XRN1 is essential for gene activity because it is involved in the final step of messenger RNA degradation (mRNA). When a gene is activated, DNA is used to create a molecule of mRNA, which is then used to construct a specific protein. Cells regulate gene activity in a variety of ways, one of which is by degrading mRNA more slowly or quickly, resulting in more or less protein being produced, respectively.
The scientists discovered that in the hypothalamus, the mRNA used to make the protein Agouti-related peptide (AgRP) – one of the most potent appetite stimulators – was elevated in obese mice, resulting in higher levels of AgRP protein.
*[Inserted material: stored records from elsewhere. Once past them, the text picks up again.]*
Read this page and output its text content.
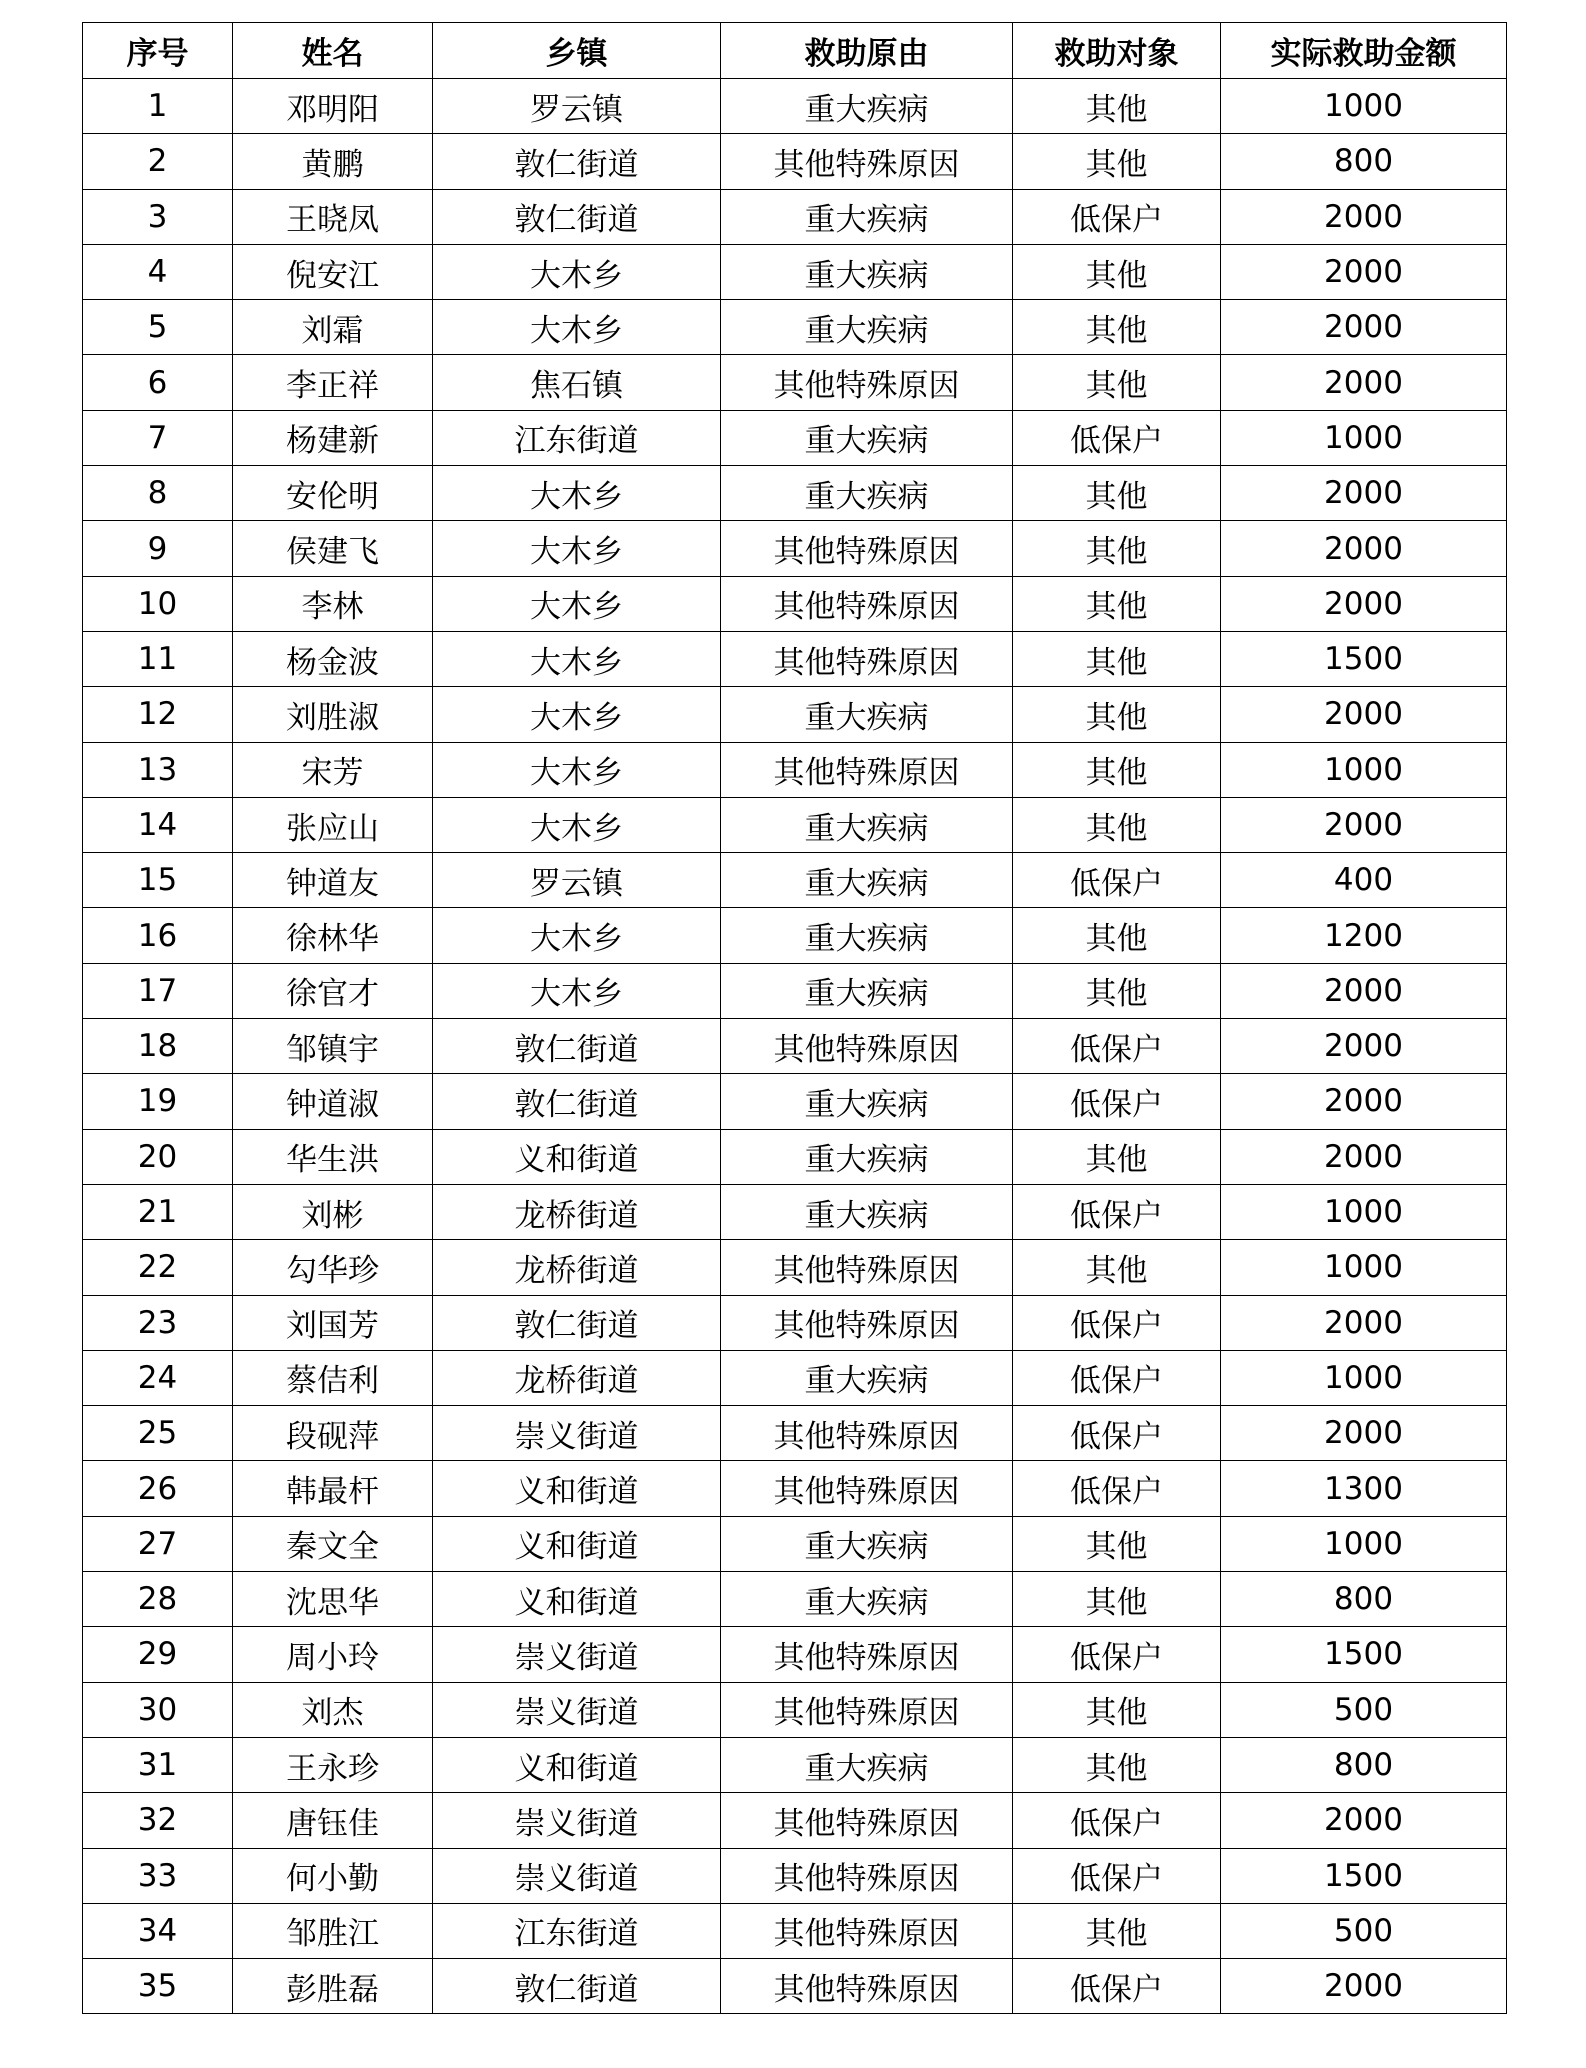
序号	姓名	乡镇	救助原由	救助对象	实际救助金额
1	邓明阳	罗云镇	重大疾病	其他	1000
2	黄鹏	敦仁街道	其他特殊原因	其他	800
3	王晓凤	敦仁街道	重大疾病	低保户	2000
4	倪安江	大木乡	重大疾病	其他	2000
5	刘霜	大木乡	重大疾病	其他	2000
6	李正祥	焦石镇	其他特殊原因	其他	2000
7	杨建新	江东街道	重大疾病	低保户	1000
8	安伦明	大木乡	重大疾病	其他	2000
9	侯建飞	大木乡	其他特殊原因	其他	2000
10	李林	大木乡	其他特殊原因	其他	2000
11	杨金波	大木乡	其他特殊原因	其他	1500
12	刘胜淑	大木乡	重大疾病	其他	2000
13	宋芳	大木乡	其他特殊原因	其他	1000
14	张应山	大木乡	重大疾病	其他	2000
15	钟道友	罗云镇	重大疾病	低保户	400
16	徐林华	大木乡	重大疾病	其他	1200
17	徐官才	大木乡	重大疾病	其他	2000
18	邹镇宇	敦仁街道	其他特殊原因	低保户	2000
19	钟道淑	敦仁街道	重大疾病	低保户	2000
20	华生洪	义和街道	重大疾病	其他	2000
21	刘彬	龙桥街道	重大疾病	低保户	1000
22	勾华珍	龙桥街道	其他特殊原因	其他	1000
23	刘国芳	敦仁街道	其他特殊原因	低保户	2000
24	蔡佶利	龙桥街道	重大疾病	低保户	1000
25	段砚萍	崇义街道	其他特殊原因	低保户	2000
26	韩最杆	义和街道	其他特殊原因	低保户	1300
27	秦文全	义和街道	重大疾病	其他	1000
28	沈思华	义和街道	重大疾病	其他	800
29	周小玲	崇义街道	其他特殊原因	低保户	1500
30	刘杰	崇义街道	其他特殊原因	其他	500
31	王永珍	义和街道	重大疾病	其他	800
32	唐钰佳	崇义街道	其他特殊原因	低保户	2000
33	何小勤	崇义街道	其他特殊原因	低保户	1500
34	邹胜江	江东街道	其他特殊原因	其他	500
35	彭胜磊	敦仁街道	其他特殊原因	低保户	2000
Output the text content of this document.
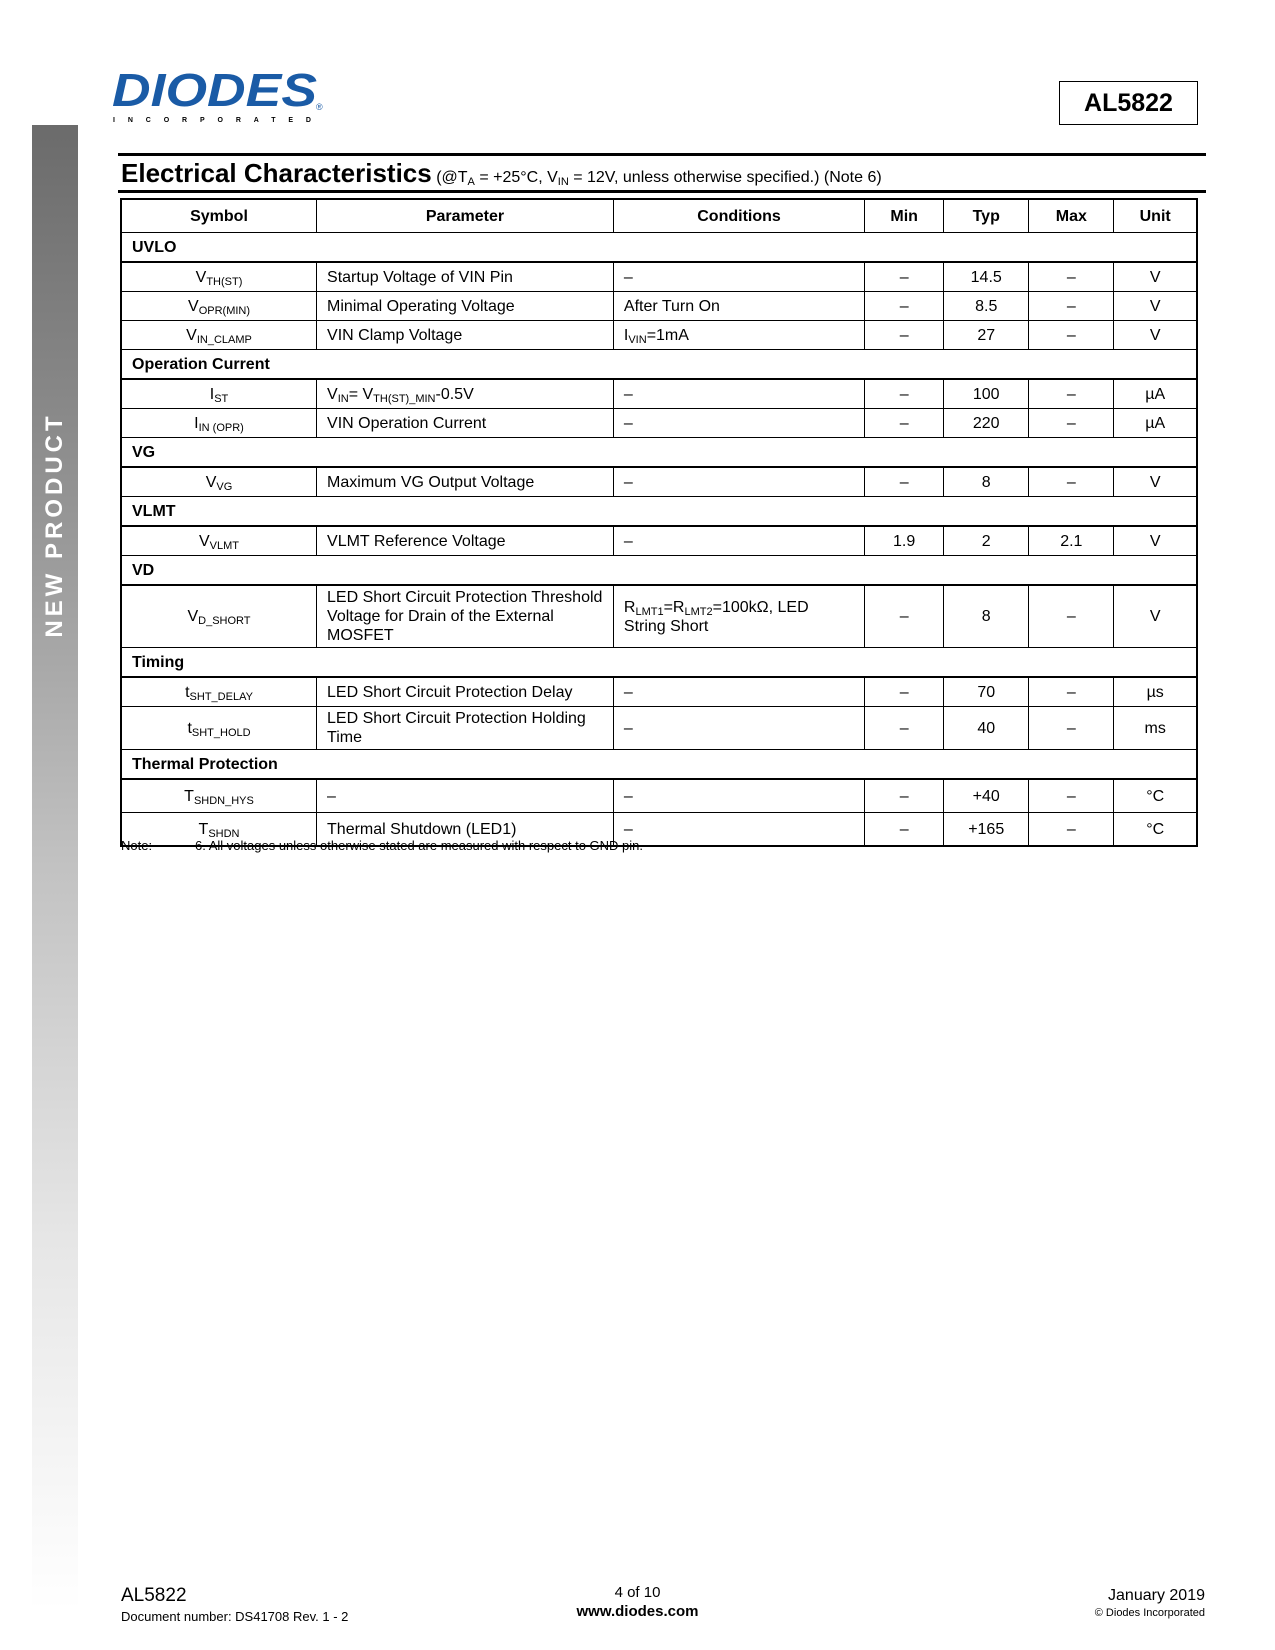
NEW PRODUCT
DIODES
®
INCORPORATED
AL5822
Electrical Characteristics ($@T_A = +25^\circ C$, $V_{IN} = 12V$, unless otherwise specified.) (Note 6)
Symbol	Parameter	Conditions	Min	Typ	Max	Unit
UVLO						
$V_{TH(ST)}$	Startup Voltage of VIN Pin	–	–	14.5	–	V
$V_{OPR(MIN)}$	Minimal Operating Voltage	After Turn On	–	8.5	–	V
$V_{IN\_CLAMP}$	VIN Clamp Voltage	$I_{VIN}=1mA$	–	27	–	V
Operation Current						
$I_{ST}$	$V_{IN}= V_{TH(ST)\_MIN}-0.5V$	–	–	100	–	µA
$I_{IN (OPR)}$	VIN Operation Current	–	–	220	–	µA
VG						
$V_{VG}$	Maximum VG Output Voltage	–	–	8	–	V
VLMT						
$V_{VLMT}$	VLMT Reference Voltage	–	1.9	2	2.1	V
VD						
$V_{D\_SHORT}$	LED Short Circuit Protection Threshold Voltage for Drain of the External MOSFET	$R_{LMT1}=R_{LMT2}=100k\Omega$, LED String Short	–	8	–	V
Timing						
$t_{SHT\_DELAY}$	LED Short Circuit Protection Delay	–	–	70	–	µs
$t_{SHT\_HOLD}$	LED Short Circuit Protection Holding Time	–	–	40	–	ms
Thermal Protection						
$T_{SHDN\_HYS}$	–	–	–	+40	–	°C
$T_{SHDN}$	Thermal Shutdown (LED1)	–	–	+165	–	°C
Note:	6. All voltages unless otherwise stated are measured with respect to GND pin.
AL5822
Document number: DS41708 Rev. 1 - 2
4 of 10
www.diodes.com
January 2019
© Diodes Incorporated
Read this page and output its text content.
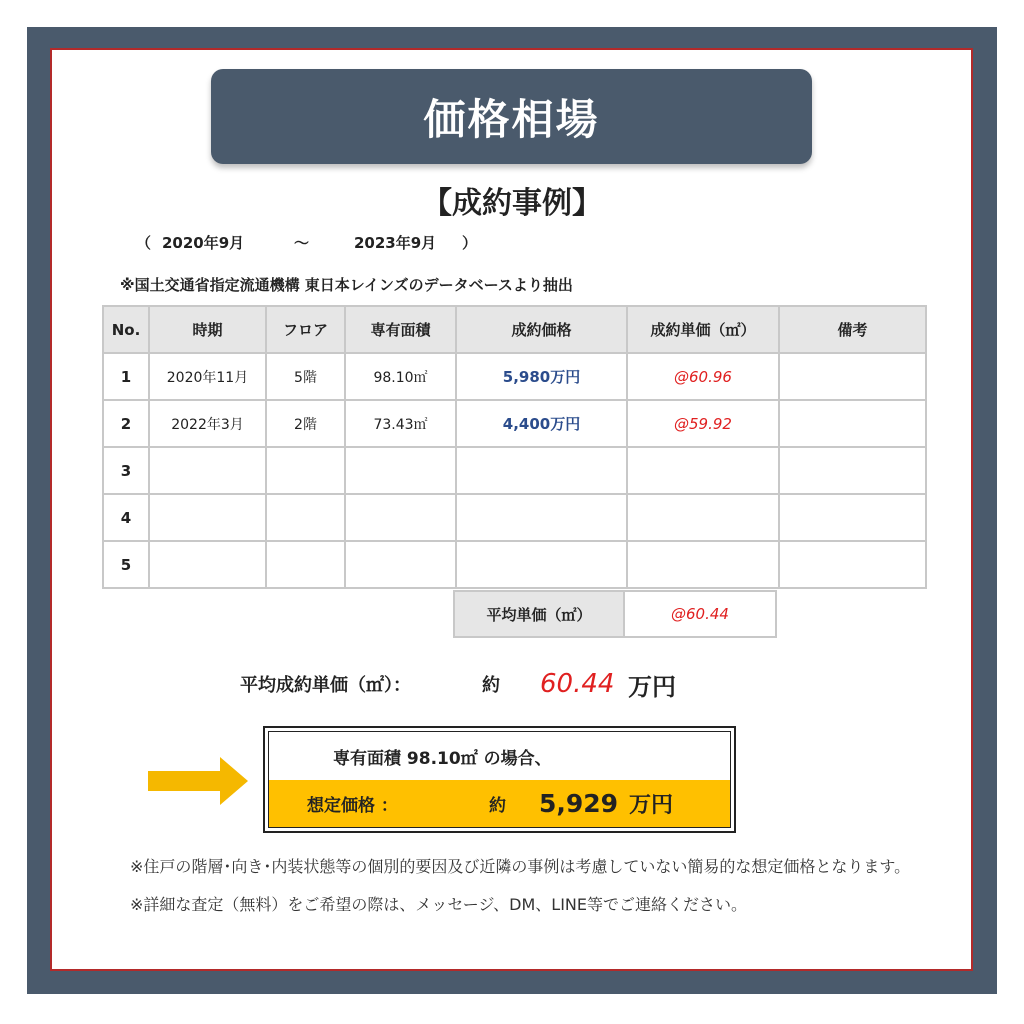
価格相場
【成約事例】
（ 2020年9月	～	2023年9月	）
※国土交通省指定流通機構 東日本レインズのデータベースより抽出
No.	時期	フロア	専有面積	成約価格	成約単価（㎡）	備考
1	2020年11月	5階	98.10㎡	5,980万円	@60.96	
2	2022年3月	2階	73.43㎡	4,400万円	@59.92	
3						
4						
5						
平均単価（㎡）	@60.44
平均成約単価（㎡）：	約	60.44 万円
専有面積 98.10㎡ の場合、
想定価格 ：	約	5,929 万円

※住戸の階層･向き･内装状態等の個別的要因及び近隣の事例は考慮していない簡易的な想定価格となります。

※詳細な査定（無料）をご希望の際は、メッセージ、DM、LINE等でご連絡ください。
“It’s still just speculation, but we believe that an increase in this protein, as well as abnormal activation of the neuron that produces it, maybe the cause of leptin resistance in these mice,” Dr. Yanagiya said. “Leptin normally suppresses AgRP neuron activity, but if XRN1 is lost and this neuron remains highly active, it may override the leptin signal.”
However, the precise mechanism by which XRN1 loss leads to increased activation of AgRP neurons remains unknown. XRN1 was only removed from a subset of neurons in the forebrain, and AgRP neurons were not among them. This suggests that another neuron that did lose XRN1 may be involved, signaling incorrectly to the AgRP neurons and keeping them active.
Moving forward, the lab hopes to collaborate with neuroscience research units to determine exactly how XRN1 influences the activity of neurons in the hypothalamus to regulate appetite.